The head of the Anti-Defamation League is facing accusations that he “made a deal” with Elon Musk just days after X’s billionaire owner appeared to endorse an antisemitic conspiracy theory blaming the Jews for mass migration of minorities to the West.
Last week, Jonathan Greenblatt, CEO of the ADL, was among the many Jewish leaders who had condemned Musk for responding approvingly to a user who accused Jews of hating white people and facilitating the migration of “hordes of minorities.”
“You have said the actual truth,” Musk wrote on X Wednesday.
He later posted a comment on X denying that he was antisemitic.
But on Friday, Jonathan Greenblatt, CEO of the ADL, praised Musk for pledging to suspend X users who included phrases such as “decolonization” and “from the river to the sea” when commenting on Israel.
“This is an important and welcome move by @elonmusk,” Greenblatt responded on X. “I appreciate this leadership in fighting hate.”
Greenblatt’s critics as well as his allies denounced the swift pivot toward embracing Musk.
One member of the ADL’s advisory board told Jewish Telegraph Agency that Greenblatt’s move was “embarrassing.”
But Greenblatt told JTA that he wasn’t worried that his praise of Musk would harm the ADL’s reputation.
“At the end of the day, I understand that everyone might not agree with what I did,” Greenblatt told JTA.
Nonetheless, the organization doesn’t “play for any particular team.”
“Our job is to protect the Jewish people,” Greenblatt said.
“I don’t make the decisions I do based on how do I think this affects our, quote, ‘reputation.’ I do it based on, am I able to keep our community safe?”
The criticism of Greenblatt was scathing.
“This is ADL’s game,” Pulitzer Prize-winning journalist Glenn Greenwald wrote on X.
“Their key weapon is the antisemitism accusation. Once they pin that to someone’s forehead, the only way out is give ADL what they want.”
Greenwald wrote that “usually it’s cash” though with Musk, the ADL “extracted something more valuable: banning of political slogans Israel dislikes.”
The Post has sought comment from the ADL.
Prior to the Oct. 7 attacks by Hamas against Israel, Musk and the ADL were engaged in a months-long public spat in which the mogul accused the group of attempting to scare off advertisers by fabricating claims the social media platform was promoting antisemitic content.
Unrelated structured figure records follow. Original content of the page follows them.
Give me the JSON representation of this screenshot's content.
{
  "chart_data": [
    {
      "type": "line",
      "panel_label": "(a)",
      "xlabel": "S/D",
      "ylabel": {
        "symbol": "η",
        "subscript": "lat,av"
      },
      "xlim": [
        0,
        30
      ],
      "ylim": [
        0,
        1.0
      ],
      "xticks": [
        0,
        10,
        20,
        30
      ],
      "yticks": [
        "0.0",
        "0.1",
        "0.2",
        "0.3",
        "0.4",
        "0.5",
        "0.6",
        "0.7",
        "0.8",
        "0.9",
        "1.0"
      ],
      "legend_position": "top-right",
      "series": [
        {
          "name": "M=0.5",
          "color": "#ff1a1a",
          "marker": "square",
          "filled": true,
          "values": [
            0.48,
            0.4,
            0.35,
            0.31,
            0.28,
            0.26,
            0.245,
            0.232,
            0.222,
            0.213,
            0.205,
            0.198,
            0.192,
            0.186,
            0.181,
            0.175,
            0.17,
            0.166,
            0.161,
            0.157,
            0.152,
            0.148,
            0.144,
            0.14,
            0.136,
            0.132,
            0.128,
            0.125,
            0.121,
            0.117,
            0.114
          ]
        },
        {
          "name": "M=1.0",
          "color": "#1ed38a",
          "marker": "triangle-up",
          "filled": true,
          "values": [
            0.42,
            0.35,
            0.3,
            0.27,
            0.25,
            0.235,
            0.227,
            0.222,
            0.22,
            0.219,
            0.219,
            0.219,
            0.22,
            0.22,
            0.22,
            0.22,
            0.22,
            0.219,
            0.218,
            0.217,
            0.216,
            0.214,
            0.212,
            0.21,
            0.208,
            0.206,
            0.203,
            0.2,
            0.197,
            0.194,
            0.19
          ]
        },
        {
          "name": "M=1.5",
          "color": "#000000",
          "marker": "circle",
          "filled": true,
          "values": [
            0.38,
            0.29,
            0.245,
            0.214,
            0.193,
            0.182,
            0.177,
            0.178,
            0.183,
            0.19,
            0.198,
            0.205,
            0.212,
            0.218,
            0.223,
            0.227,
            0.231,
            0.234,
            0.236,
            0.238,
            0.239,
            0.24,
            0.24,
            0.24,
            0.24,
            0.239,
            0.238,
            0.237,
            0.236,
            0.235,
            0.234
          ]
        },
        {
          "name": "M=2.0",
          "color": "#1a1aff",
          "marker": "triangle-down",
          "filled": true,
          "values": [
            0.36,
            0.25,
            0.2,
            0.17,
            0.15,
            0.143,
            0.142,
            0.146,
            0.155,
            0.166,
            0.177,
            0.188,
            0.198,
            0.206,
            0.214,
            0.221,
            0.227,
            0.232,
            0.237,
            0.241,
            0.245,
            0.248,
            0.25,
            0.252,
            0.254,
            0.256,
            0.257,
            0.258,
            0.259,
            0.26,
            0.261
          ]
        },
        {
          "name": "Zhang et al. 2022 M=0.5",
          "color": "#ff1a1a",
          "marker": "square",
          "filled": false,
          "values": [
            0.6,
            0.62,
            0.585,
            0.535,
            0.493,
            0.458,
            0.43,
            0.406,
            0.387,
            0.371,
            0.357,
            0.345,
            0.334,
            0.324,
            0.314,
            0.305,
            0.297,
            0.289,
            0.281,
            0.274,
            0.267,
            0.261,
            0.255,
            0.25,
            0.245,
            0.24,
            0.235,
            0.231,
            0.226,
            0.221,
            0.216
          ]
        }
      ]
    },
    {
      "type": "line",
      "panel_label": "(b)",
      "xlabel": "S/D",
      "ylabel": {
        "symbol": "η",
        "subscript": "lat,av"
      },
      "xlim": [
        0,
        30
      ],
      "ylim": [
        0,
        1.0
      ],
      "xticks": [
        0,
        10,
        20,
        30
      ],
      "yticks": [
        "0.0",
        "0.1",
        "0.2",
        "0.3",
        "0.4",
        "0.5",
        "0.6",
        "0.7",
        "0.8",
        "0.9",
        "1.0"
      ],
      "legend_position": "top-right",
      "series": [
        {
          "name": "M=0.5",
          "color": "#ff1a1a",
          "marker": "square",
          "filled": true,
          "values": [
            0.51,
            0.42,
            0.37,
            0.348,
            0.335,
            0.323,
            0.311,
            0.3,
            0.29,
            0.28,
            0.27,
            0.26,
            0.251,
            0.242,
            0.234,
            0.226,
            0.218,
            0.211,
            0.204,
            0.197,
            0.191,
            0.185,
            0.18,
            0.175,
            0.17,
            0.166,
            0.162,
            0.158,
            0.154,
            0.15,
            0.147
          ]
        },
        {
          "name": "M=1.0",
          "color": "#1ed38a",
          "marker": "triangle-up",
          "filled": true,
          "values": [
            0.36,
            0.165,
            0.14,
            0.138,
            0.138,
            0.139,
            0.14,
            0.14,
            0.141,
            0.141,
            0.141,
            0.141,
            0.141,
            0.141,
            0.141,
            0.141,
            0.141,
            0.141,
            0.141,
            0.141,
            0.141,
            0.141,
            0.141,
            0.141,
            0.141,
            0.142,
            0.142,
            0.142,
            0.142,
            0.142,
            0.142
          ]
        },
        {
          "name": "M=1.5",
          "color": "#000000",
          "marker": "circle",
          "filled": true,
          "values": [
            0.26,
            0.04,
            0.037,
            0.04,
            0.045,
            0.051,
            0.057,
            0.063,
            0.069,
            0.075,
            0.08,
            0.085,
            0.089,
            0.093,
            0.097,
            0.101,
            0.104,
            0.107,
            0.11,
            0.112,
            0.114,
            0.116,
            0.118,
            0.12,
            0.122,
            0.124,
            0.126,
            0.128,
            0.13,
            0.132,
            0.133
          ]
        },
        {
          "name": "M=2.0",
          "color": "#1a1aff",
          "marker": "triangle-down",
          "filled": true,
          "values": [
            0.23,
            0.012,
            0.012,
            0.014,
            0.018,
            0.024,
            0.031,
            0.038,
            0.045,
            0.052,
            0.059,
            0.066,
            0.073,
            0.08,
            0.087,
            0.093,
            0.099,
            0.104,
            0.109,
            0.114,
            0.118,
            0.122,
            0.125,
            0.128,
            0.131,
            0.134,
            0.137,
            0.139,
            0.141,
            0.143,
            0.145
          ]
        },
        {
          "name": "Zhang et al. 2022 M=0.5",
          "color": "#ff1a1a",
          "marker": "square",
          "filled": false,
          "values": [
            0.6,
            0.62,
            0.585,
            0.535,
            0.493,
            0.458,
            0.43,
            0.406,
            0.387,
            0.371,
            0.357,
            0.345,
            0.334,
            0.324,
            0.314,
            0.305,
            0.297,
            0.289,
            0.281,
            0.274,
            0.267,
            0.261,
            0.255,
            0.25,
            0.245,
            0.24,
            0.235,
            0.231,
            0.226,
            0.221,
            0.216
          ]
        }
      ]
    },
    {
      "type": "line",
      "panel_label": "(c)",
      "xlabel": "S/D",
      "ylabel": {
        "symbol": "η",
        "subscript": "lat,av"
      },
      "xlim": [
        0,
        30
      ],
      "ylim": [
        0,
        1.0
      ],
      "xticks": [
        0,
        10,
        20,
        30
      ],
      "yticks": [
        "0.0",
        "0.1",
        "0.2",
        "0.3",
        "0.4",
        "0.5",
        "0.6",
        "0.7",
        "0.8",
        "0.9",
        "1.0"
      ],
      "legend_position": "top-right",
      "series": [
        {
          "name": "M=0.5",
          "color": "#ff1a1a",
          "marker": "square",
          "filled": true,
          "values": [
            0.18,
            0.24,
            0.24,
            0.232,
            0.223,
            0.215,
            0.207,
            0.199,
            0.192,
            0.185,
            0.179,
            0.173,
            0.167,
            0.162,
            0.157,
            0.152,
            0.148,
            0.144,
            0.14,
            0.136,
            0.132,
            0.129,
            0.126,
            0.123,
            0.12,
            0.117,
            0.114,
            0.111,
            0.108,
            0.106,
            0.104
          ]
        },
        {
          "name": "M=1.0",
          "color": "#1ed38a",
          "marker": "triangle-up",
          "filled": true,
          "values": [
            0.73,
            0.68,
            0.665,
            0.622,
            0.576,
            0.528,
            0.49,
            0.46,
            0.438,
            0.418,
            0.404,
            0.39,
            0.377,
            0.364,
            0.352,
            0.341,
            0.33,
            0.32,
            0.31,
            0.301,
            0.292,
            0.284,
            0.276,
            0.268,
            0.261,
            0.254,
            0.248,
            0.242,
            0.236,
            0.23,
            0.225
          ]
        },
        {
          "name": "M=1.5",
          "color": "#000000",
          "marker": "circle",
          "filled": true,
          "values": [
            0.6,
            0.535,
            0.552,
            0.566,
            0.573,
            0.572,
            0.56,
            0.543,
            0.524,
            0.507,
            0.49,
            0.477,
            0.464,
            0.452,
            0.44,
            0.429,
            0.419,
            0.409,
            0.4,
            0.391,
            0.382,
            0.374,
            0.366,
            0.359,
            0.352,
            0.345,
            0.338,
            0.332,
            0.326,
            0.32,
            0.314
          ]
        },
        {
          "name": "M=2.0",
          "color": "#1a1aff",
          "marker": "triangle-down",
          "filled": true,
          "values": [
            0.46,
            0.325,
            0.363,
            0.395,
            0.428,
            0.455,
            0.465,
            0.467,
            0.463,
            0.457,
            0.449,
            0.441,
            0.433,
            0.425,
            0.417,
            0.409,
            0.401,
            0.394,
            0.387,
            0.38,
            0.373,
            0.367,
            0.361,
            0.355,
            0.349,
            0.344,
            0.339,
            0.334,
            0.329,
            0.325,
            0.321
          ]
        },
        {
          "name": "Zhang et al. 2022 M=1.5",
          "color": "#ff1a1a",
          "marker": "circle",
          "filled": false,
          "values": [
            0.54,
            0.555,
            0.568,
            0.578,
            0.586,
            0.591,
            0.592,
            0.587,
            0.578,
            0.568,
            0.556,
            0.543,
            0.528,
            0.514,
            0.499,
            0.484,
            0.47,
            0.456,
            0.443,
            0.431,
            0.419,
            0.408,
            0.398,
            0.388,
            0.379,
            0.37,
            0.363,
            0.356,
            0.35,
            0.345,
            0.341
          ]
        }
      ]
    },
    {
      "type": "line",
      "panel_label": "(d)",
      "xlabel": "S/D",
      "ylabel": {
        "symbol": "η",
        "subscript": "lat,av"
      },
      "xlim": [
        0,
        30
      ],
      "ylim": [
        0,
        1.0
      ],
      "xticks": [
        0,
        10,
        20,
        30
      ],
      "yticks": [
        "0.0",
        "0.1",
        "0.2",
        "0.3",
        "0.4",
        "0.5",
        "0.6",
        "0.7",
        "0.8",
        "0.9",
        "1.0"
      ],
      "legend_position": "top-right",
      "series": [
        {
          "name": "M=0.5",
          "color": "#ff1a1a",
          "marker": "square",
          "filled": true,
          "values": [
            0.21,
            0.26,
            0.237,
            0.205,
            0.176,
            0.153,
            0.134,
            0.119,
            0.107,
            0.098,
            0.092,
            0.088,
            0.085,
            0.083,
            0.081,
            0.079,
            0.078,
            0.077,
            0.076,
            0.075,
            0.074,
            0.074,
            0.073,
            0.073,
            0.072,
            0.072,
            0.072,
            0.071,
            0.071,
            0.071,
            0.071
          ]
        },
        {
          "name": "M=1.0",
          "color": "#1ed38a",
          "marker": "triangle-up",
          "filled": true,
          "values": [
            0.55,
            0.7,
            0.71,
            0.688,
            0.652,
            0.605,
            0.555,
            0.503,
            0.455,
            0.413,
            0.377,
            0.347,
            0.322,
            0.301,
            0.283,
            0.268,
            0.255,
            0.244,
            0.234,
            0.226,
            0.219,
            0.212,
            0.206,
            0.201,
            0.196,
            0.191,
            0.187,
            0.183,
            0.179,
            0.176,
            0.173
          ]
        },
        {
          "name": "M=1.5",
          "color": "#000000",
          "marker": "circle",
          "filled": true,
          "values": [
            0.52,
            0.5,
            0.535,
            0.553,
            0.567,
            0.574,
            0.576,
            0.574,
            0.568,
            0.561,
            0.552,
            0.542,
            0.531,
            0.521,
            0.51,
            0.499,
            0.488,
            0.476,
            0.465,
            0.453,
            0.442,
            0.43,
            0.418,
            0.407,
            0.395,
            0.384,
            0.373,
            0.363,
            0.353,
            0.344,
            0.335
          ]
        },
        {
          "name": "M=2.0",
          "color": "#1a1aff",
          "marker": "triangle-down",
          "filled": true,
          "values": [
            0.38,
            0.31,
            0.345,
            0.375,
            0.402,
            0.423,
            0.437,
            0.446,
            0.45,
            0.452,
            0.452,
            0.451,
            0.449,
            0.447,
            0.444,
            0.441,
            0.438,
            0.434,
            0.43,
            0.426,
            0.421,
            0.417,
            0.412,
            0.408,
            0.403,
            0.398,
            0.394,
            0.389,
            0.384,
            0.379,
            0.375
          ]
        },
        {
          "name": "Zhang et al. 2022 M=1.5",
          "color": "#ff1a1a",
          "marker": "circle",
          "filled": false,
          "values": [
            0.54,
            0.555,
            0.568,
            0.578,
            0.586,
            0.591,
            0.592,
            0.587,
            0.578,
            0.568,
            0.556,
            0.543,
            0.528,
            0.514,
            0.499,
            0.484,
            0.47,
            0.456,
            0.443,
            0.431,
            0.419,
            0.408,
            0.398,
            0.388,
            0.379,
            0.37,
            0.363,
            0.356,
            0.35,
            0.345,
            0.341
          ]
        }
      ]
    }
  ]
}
Musk on Tuesday followed through on his threat to file a “thermonuclear lawsuit” against the left-leaning, nonprofit watchdog Media Matters for America, which published a report accusing X of allowing ads to appear alongside pro-Nazi content.
X said its system does not intentionally place brands “actively next to this kind of content,” and that the content cited by Media Matters would no longer be able to make money off its posts.
Scores of Jewish leaders called for other companies to halt ads on X following the report’s publication.